Storicamente il NYSE, fondato oltre 200 anni fa, veniva considerato il mercato americano per eccellenza, mentre il Nasdaq, in vita dal 1971 era visto come la piazza minore, dove venivano collocate le aziende non pronte per il Big Board.

In questo modo le societa’ di Silicon Valley, agli albori di Internet, si sono concentrate sul Nasdaq, ma ora che Microsoft (MSFT), Intel (INTC), Cisco Systems (CSCO) e le altre hanno assunto un ruolo centrale per l’economia, il Nasdaq rischia di compromettere la posizione leader del NYSE.

Solo una manciata di aziende high-tech, quali Hewlett-Packard (HWP), IBM (IBM) e America Online (AOL) – che si e’ trasferita nel 1996 – sono infatti trattate sul New York Stock Exchange, e sebbene il suo valore di mercato sia piu’ che raddoppiato rispetto a quello del Nasdaq – $11,4 trilioni contro $5,2 trilioni – la crescita non e’ cosi’ veloce.
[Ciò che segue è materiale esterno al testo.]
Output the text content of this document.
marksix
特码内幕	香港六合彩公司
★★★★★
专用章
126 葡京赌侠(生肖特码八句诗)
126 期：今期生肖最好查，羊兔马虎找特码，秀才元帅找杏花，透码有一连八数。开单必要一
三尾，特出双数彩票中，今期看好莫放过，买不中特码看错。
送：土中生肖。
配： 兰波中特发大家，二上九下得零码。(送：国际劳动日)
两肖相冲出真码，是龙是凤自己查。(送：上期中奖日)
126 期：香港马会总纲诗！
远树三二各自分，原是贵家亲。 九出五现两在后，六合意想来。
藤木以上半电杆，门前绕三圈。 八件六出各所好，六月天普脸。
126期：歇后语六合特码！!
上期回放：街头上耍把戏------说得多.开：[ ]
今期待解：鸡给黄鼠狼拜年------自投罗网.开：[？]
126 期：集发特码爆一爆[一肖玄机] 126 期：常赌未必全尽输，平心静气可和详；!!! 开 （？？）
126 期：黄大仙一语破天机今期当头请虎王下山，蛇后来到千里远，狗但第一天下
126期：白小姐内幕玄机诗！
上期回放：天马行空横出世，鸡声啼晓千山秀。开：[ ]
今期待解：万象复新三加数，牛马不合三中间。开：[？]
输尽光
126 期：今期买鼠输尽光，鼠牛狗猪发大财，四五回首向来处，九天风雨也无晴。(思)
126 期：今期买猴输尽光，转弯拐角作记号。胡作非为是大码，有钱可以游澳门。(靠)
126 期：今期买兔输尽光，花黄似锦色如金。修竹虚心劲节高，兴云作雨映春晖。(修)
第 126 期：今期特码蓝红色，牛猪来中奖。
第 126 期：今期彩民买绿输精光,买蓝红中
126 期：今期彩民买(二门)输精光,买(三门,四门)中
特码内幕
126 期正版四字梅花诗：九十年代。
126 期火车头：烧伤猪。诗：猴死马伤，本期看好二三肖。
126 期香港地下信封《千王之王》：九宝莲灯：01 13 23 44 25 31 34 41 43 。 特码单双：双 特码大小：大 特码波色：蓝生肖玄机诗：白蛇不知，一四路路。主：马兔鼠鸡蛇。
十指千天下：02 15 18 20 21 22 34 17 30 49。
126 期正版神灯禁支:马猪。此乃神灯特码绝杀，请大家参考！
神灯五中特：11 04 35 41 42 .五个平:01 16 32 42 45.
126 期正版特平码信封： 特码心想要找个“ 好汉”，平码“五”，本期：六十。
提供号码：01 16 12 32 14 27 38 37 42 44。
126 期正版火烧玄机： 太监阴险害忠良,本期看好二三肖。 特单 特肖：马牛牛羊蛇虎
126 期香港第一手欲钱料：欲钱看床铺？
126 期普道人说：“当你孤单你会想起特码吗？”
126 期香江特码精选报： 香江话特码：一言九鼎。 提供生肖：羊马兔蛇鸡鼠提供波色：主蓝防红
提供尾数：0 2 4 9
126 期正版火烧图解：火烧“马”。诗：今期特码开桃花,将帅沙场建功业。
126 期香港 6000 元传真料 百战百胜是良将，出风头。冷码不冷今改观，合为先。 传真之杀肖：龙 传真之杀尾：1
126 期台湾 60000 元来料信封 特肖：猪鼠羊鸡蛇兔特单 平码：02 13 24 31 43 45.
Dal 1998 al 1999 la capitalizzazione del NYSE e’ infatti aumentata dell’11% contro il 136% del Nasdaq.

“Il nostro mercato e’ recepito incorrettamente come arcaico, senza tecnologia”, spiega Thomas Rathjen, responsabile dell’ufficio NYSE di Palo Alto, ” il mio compito e’ quello di dissipare questi pregiudizi. Del resto il 90% degli ordini e’ elettronico e il nostro mercato, a differenza del Nasdaq e’ pronto a trattare in decimali”.

Non sembra pero’ un compito facile.

I direttori finanziari delle societa’ tecnologiche, coloro cioe’ che decidono le collocazioni, non vedono il NYSE di buon occhio.
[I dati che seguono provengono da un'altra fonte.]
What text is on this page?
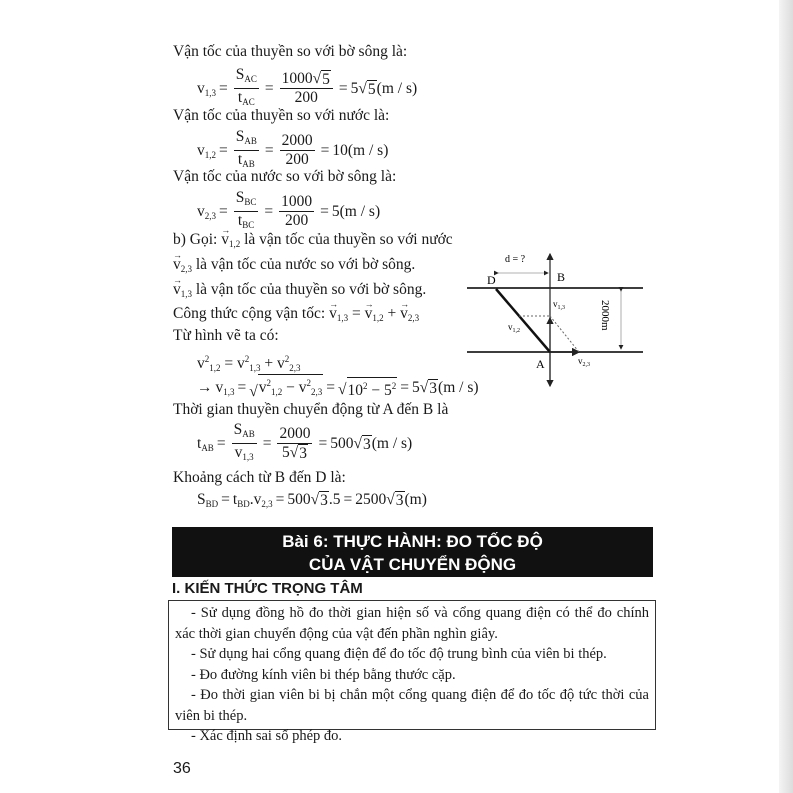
Vận tốc của thuyền so với bờ sông là:
$v_{1,3} = \frac{S_{AC}}{t_{AC}} = \frac{1000√ 5}{200} = 5√$ 5 (m / s)
Vận tốc của thuyền so với nước là:
$v_{1,2} = \frac{S_{AB}}{t_{AB}} = \frac{2000}{200} = 10(m / s)$
Vận tốc của nước so với bờ sông là:
$v_{2,3} = \frac{S_{BC}}{t_{BC}} = \frac{1000}{200} = 5(m / s)$
b) Gọi: → $v_{1,2}$ là vận tốc của thuyền so với nước
→ $v_{2,3}$ là vận tốc của nước so với bờ sông.
→ $v_{1,3}$ là vận tốc của thuyền so với bờ sông.
Công thức cộng vận tốc: → $v_{1,3}$ = → $v_{1,2}$ + → $v_{2,3}$
Từ hình vẽ ta có:
$v^2_{1,2} = v^2_{1,3} + v^2_{2,3}$
→ $v_{1,3}$ = √ $v^2_{1,2} - v^2_{2,3}$ = √ $10^2 - 5^2 = 5√$ 3 (m / s)
Thời gian thuyền chuyển động từ A đến B là
$t_{AB} = \frac{S_{AB}}{v_{1,3}} = \frac{2000}{5√ 3} = 500√$ 3 (m / s)
Khoảng cách từ B đến D là:
$S_{BD} = t_{BD}.v_{2,3} = 500√$ 3 .5 = 2500√ 3 (m)
d = ?
D	B
A
$v_{1,3}$
$v_{1,2}$
$v_{2,3}$
2000m
Bài 6: THỰC HÀNH: ĐO TỐC ĐỘ
CỦA VẬT CHUYỂN ĐỘNG
I. KIẾN THỨC TRỌNG TÂM

- Sử dụng đồng hồ đo thời gian hiện số và cổng quang điện có thể đo chính xác thời gian chuyển động của vật đến phần nghìn giây.

- Sử dụng hai cổng quang điện để đo tốc độ trung bình của viên bi thép.

- Đo đường kính viên bi thép bằng thước cặp.

- Đo thời gian viên bi bị chắn một cổng quang điện để đo tốc độ tức thời của viên bi thép.

- Xác định sai số phép đo.

36
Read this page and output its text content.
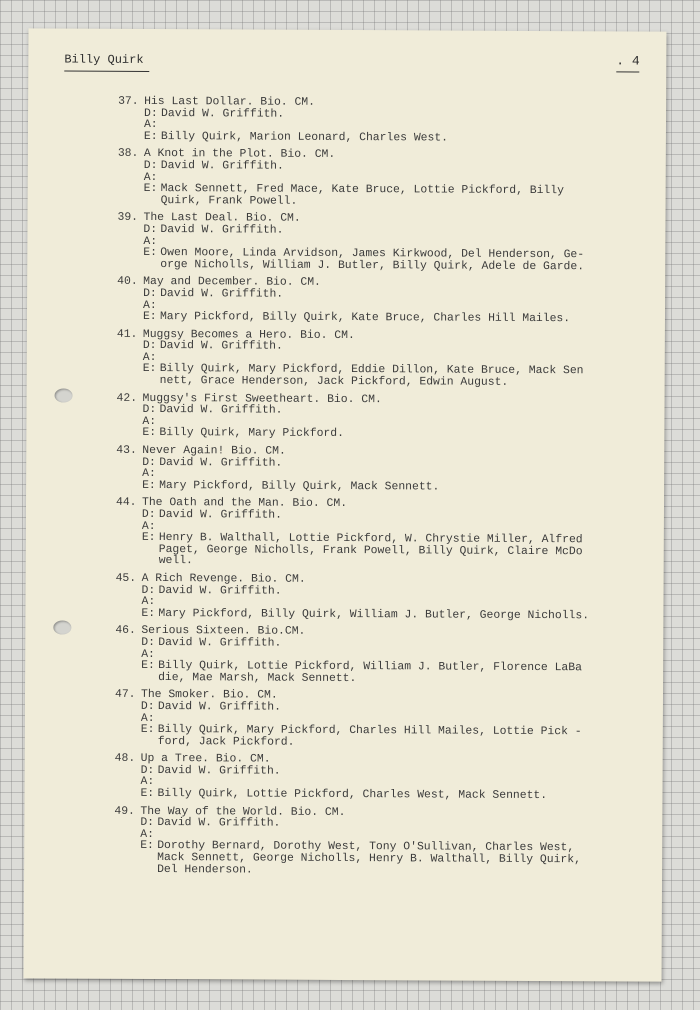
Billy Quirk	. 4
37. His Last Dollar. Bio. CM.
D: David W. Griffith.
A:
E: Billy Quirk, Marion Leonard, Charles West.
38. A Knot in the Plot. Bio. CM.
D: David W. Griffith.
A:
E: Mack Sennett, Fred Mace, Kate Bruce, Lottie Pickford, Billy
Quirk, Frank Powell.
39. The Last Deal. Bio. CM.
D: David W. Griffith.
A:
E: Owen Moore, Linda Arvidson, James Kirkwood, Del Henderson, Ge-
orge Nicholls, William J. Butler, Billy Quirk, Adele de Garde.
40. May and December. Bio. CM.
D: David W. Griffith.
A:
E: Mary Pickford, Billy Quirk, Kate Bruce, Charles Hill Mailes.
41. Muggsy Becomes a Hero. Bio. CM.
D: David W. Griffith.
A:
E: Billy Quirk, Mary Pickford, Eddie Dillon, Kate Bruce, Mack Sen
nett, Grace Henderson, Jack Pickford, Edwin August.
42. Muggsy's First Sweetheart. Bio. CM.
D: David W. Griffith.
A:
E: Billy Quirk, Mary Pickford.
43. Never Again! Bio. CM.
D: David W. Griffith.
A:
E: Mary Pickford, Billy Quirk, Mack Sennett.
44. The Oath and the Man. Bio. CM.
D: David W. Griffith.
A:
E: Henry B. Walthall, Lottie Pickford, W. Chrystie Miller, Alfred
Paget, George Nicholls, Frank Powell, Billy Quirk, Claire McDo
well.
45. A Rich Revenge. Bio. CM.
D: David W. Griffith.
A:
E: Mary Pickford, Billy Quirk, William J. Butler, George Nicholls.
46. Serious Sixteen. Bio.CM.
D: David W. Griffith.
A:
E: Billy Quirk, Lottie Pickford, William J. Butler, Florence LaBa
die, Mae Marsh, Mack Sennett.
47. The Smoker. Bio. CM.
D: David W. Griffith.
A:
E: Billy Quirk, Mary Pickford, Charles Hill Mailes, Lottie Pick -
ford, Jack Pickford.
48. Up a Tree. Bio. CM.
D: David W. Griffith.
A:
E: Billy Quirk, Lottie Pickford, Charles West, Mack Sennett.
49. The Way of the World. Bio. CM.
D: David W. Griffith.
A:
E: Dorothy Bernard, Dorothy West, Tony O'Sullivan, Charles West,
Mack Sennett, George Nicholls, Henry B. Walthall, Billy Quirk,
Del Henderson.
“Siamo rimasti sul Nasdaq dall’inizio e non abbiamo ragione di cambiare”, commenta il CFO di Cisco; “c’e’ buona liquidita’ e gli operatori forniscono sufficienti informazioni sulle condizioni del mercato. Ed e’ anche piu’ economico”.

Thomas Rathjen cerca di convincere le societa’ che il sistema di contrattazioni del NYSE e’ piu’ stabile grazie all’uso per ogni titolo di uno specialista che fornisce un miglior controllo sui cambiamenti di prezzo improvvisi, ma il Nasdaq ribatte che nonostante l’enorme volume di contrattazioni di titoli quali Intel, Microsoft e Cisco, gli scambi producono una limitata volatilita’.

Per facilitare l’entrata di nuove societa’ high-tech sulla piazza, poi, il New York Stock Exchange ha cambiato vari regolamenti e ora le societa’ per essere ammesse non devono piu’ dimostrare 3 anni di profitti.

Le societa’ possono anche decidere di andarsene volontariamente dal mercato e venire trattate su piattaforme elettroniche indipendenti dal NYSE, e gli spinoff delle societa’ possono poi essere collocati sul New York Stock Exchange se la societa’ madre possiede alcuni requisiti.

Secondo Brad Koenig di Goldman Sachs quest’ultima possibilita’ mette il NYSE in un’ottima posizione per aumentare la quota di mercato. Se il mercato si stabilizzera’, infatti, molte delle future Ipo saranno spinoff di societa’ gia’ trattate al NYSE, quali Wal-Mart (WMT) e Nordstrom (JWN) e seguiranno le orme delle case madri.